Горпина вихрем слетела с печи. Никогда прежде не видел лютнист, чтоб люди двигались с такой прытью! Будто уж и не баба перед ним, а чортова кошка… Яростный окрик вдовы пригвоздил бродягу к месту. Ноги отнялись, вросли в пол. Зеленые уголья, полыхавшие под бровями Горпины, слегка остыли; женщина подмигнула постояльцу со значением:

– Не тревожься, сладкий. Дело сделается – отпущу. А можешь до лета остаться: потешимся…

«Бежать! Бежать…»

Хозяйка отвернулась, и Петер, собрав все силы, качнулся вперед, теряя равновесие. Упал через порог в сени; больно ударившись, сразу ощутил, что вновь может шевельнуть ногами. Извиваясь раздавленным червяком, дополз до внешней двери, приподнялся, отодвинул засов и вывалился наружу, лицом в снег. Ожог холода вернул ясность рассудку: встав на четвереньки, лютнист хотел было ухватиться за стену, подняться…

И увидел Фому.

Стоя под зимней, голой вишней, философ ладил к ветке петлю из собственного пояса. Пальцы костенели, скользящий узел упрямился, но несчастный упрямо продолжал свои попытки. Можно было не сомневаться, что в конце концов он достигнет желаемого. Нет, помешали: за плетнем шевельнулся человек, видимо, давно ожидавший там, пока философ оставит хату. В свете луны Петер узнал Спирида, одного из козаков, справлявших в шинке поминки по бурсаку.

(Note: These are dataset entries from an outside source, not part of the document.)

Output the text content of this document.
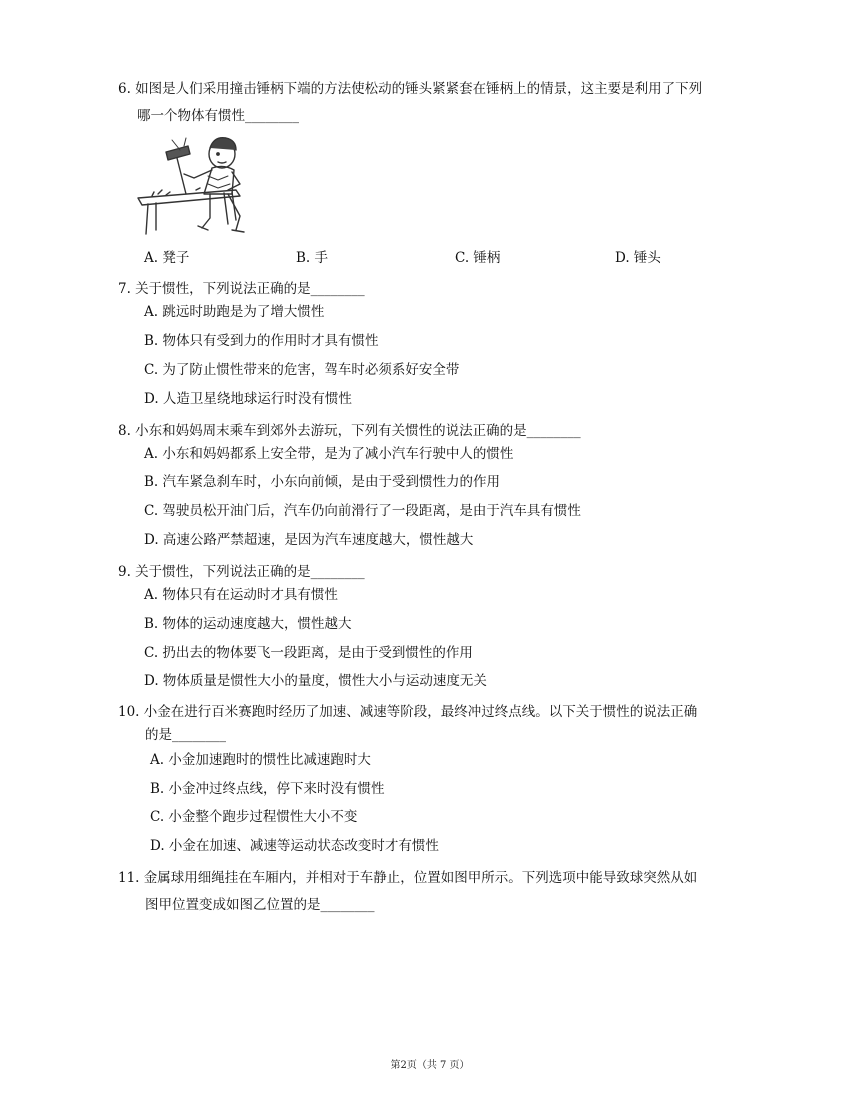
6. 如图是人们采用撞击锤柄下端的方法使松动的锤头紧紧套在锤柄上的情景，这主要是利用了下列
哪一个物体有惯性________
A. 凳子	B. 手	C. 锤柄	D. 锤头
7. 关于惯性，下列说法正确的是________
A. 跳远时助跑是为了增大惯性
B. 物体只有受到力的作用时才具有惯性
C. 为了防止惯性带来的危害，驾车时必须系好安全带
D. 人造卫星绕地球运行时没有惯性
8. 小东和妈妈周末乘车到郊外去游玩，下列有关惯性的说法正确的是________
A. 小东和妈妈都系上安全带，是为了减小汽车行驶中人的惯性
B. 汽车紧急刹车时，小东向前倾，是由于受到惯性力的作用
C. 驾驶员松开油门后，汽车仍向前滑行了一段距离，是由于汽车具有惯性
D. 高速公路严禁超速，是因为汽车速度越大，惯性越大
9. 关于惯性，下列说法正确的是________
A. 物体只有在运动时才具有惯性
B. 物体的运动速度越大，惯性越大
C. 扔出去的物体要飞一段距离，是由于受到惯性的作用
D. 物体质量是惯性大小的量度，惯性大小与运动速度无关
10. 小金在进行百米赛跑时经历了加速、减速等阶段，最终冲过终点线。以下关于惯性的说法正确
的是________
A. 小金加速跑时的惯性比减速跑时大
B. 小金冲过终点线，停下来时没有惯性
C. 小金整个跑步过程惯性大小不变
D. 小金在加速、减速等运动状态改变时才有惯性
11. 金属球用细绳挂在车厢内，并相对于车静止，位置如图甲所示。下列选项中能导致球突然从如
图甲位置变成如图乙位置的是________
第2页（共 7 页）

– Накажи меня Бог, Хома, – убежденно сказал Спирид, – нельзя тебе жить. Никак нельзя. Прости ты меня, грешника…

В руке козака тускло блеснул пистоль. Грохот разорвал ночь пополам. Облако дыма клубилось, редело; вскоре испуганный лютнист обнаружил, что Фома все еще стоит. Стрелок не дал промаху, – кровь, черная и блестящая, пятнала свитку Хомы, но лицо его разгладилось, сделалось совсем молодым.

Открылись живые, человеческие очи.

– Разбудили… – шепнул Фома, падая на спину. – Спаси… бо…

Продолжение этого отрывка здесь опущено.